Each company already brings in billions of dollars each quarter from this segment and Precedence Research believes the cloud computing market could hit $1.6 trillion by 2030. That's a massive opportunity that this tech trio is racing toward, but which stock is the best buy? Let's find out.

Azure market share projections are far from certain

Numbers haven't been updated for the fourth quarter, but in the third quarter, the market share looked like this:

Cloud Service Provider Market Share
Amazon Web Services (AWS) 34%
Azure 21%
Google Cloud 11%

Data source: Synergy Research Group.

That's a commanding lead for Amazon, but it doesn't mean investors should count Microsoft and Alphabet out of the picture.

Unfortunately, pinpointing how much Microsoft's cloud computing division, Azure, makes isn't possible. This is because management has chosen not to break out its revenue from the broader intelligent cloud division, although it does report its quarterly growth rate. This leads to estimation errors in calculating Azure's revenue and profitability, which Alphabet zeroed in on last December.

Alphabet utilized some leaked Microsoft memos to estimate Azure's revenue generation, which it calculated at $29 billion for Microsoft's fiscal year 2022 ending June 30. Additionally, it noted that Azure had an operating loss of an estimated $3 billion.

There was skepticism in the Wall Street analyst community about the accuracy of this finding. Still, it shows that Alphabet thinks it's doing much better in the cloud computing arms race than others do, at least internally.

Because of that, Alphabet shouldn't be written off as the smallest competitor.

With all three companies being viable investments, which one had the best results of the most recent quarter?

Google Cloud had the strongest quarter

During the quarter ended Dec. 31 -- the fourth quarters for Amazon and Alphabet, and the second quarter of fiscal 2023 for Microsoft -- each company's cloud computing business grew rapidly.

Company Cloud Computing YOY Growth
Amazon 20%
Microsoft 31%
Alphabet 32%

Data sources: Amazon, Microsoft, and Alphabet. YOY = Year over Year.

The results give Alphabet the edge in the most recent quarter, although it barely squeaked past Microsoft. However, both companies grew their cloud computing divisions significantly faster than Amazon. This could mean two things: First, Amazon's growth is slowing due to its size. Second, Microsoft and Alphabet are taking market share from new entrants.

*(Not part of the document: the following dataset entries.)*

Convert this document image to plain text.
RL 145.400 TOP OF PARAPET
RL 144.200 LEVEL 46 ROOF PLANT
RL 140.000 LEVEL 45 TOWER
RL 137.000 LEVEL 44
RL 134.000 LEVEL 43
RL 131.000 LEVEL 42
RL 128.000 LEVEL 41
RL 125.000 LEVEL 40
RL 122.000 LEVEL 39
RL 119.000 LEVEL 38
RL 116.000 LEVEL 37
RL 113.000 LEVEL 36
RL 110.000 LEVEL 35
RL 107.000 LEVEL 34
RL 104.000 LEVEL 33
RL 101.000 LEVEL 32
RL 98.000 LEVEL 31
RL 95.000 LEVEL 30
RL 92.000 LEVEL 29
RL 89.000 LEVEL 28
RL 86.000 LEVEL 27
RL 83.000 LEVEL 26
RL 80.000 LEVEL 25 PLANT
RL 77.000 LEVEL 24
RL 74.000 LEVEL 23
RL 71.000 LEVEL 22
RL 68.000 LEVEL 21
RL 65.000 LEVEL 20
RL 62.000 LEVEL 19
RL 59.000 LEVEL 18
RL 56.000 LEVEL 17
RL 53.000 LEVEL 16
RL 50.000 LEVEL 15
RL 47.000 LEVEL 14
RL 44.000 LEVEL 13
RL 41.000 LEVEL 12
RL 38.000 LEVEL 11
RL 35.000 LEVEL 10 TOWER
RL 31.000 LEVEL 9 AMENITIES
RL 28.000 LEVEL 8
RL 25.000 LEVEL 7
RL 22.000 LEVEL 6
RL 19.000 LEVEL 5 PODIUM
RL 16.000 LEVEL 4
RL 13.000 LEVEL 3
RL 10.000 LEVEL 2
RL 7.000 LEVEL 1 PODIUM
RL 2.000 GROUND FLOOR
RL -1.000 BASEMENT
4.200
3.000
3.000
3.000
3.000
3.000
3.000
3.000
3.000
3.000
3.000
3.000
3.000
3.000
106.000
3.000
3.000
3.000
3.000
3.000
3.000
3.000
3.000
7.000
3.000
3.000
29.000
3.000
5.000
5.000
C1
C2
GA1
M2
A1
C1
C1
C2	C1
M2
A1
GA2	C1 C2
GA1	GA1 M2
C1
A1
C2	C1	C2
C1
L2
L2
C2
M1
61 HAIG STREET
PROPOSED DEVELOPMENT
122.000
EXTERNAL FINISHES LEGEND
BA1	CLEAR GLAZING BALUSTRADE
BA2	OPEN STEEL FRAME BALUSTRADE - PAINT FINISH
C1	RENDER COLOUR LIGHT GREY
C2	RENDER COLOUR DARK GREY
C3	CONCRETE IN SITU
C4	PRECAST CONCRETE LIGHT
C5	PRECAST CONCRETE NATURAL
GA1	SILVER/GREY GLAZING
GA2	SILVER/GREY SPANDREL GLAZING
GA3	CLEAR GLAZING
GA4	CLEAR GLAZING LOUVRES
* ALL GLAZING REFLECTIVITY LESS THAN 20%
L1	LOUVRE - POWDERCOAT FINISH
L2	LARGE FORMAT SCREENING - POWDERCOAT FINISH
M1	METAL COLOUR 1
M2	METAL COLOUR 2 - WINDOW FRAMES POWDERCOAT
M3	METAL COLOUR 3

It's likely a combination of the two, but investors must watch this trend throughout 2023.

Furthermore, AWS' operating income fell 2% over last year despite growing sales by 20%. With an operating margin of 24% and falling, that's another critical area to keep an eye on.

Because Microsoft doesn't break out Azure's metrics, it's hard to make a comparison here.

Google Cloud is still unprofitable, although it has significantly improved its operating margin over the past year.

Quarter Google Cloud Operating Margin
Q1 2022 (16%)
Q2 2022 (13.7%)
Q3 2022 (10.2%)
Q4 2022 (6.3%)

Data source: Alphabet. 

By the end of 2023, investors might see some profits from Google Cloud, which could significantly boost Alphabet's earnings.

So which stock is the best buy? I'd say it's the one that moves the needle the most.

AWS makes up just 14% of Amazon's revenue. With the company focusing on e-commerce and related investments, AWS is a cash generator that feeds the other businesses. So while Amazon is a great stock, I'd say it's not the best investment in this cloud trio.

It's hard to analyze Microsoft's Azure because there are only analyst projections and revenue growth results every quarter (which have been stellar for Azure). You'd think if Azure were highly profitable, it might report the segment individually. But with management not doing that and Alphabet potentially calling the bluff, I'm not a Microsoft proponent.

That leaves Alphabet, whose business is heavily focused on advertising right now. However, with the momentum of Google Cloud and its potential to become profitable in 2023, it seems like the best pick. Plus, you can scoop up Alphabet shares at a lower price-to-earnings valuation than Microsoft (Amazon is currently unprofitable).

GOOG PE Ratio Chart

GOOG PE Ratio data by YCharts

All three stocks are likely to be great investments, but Alphabet seems like the best buy right now.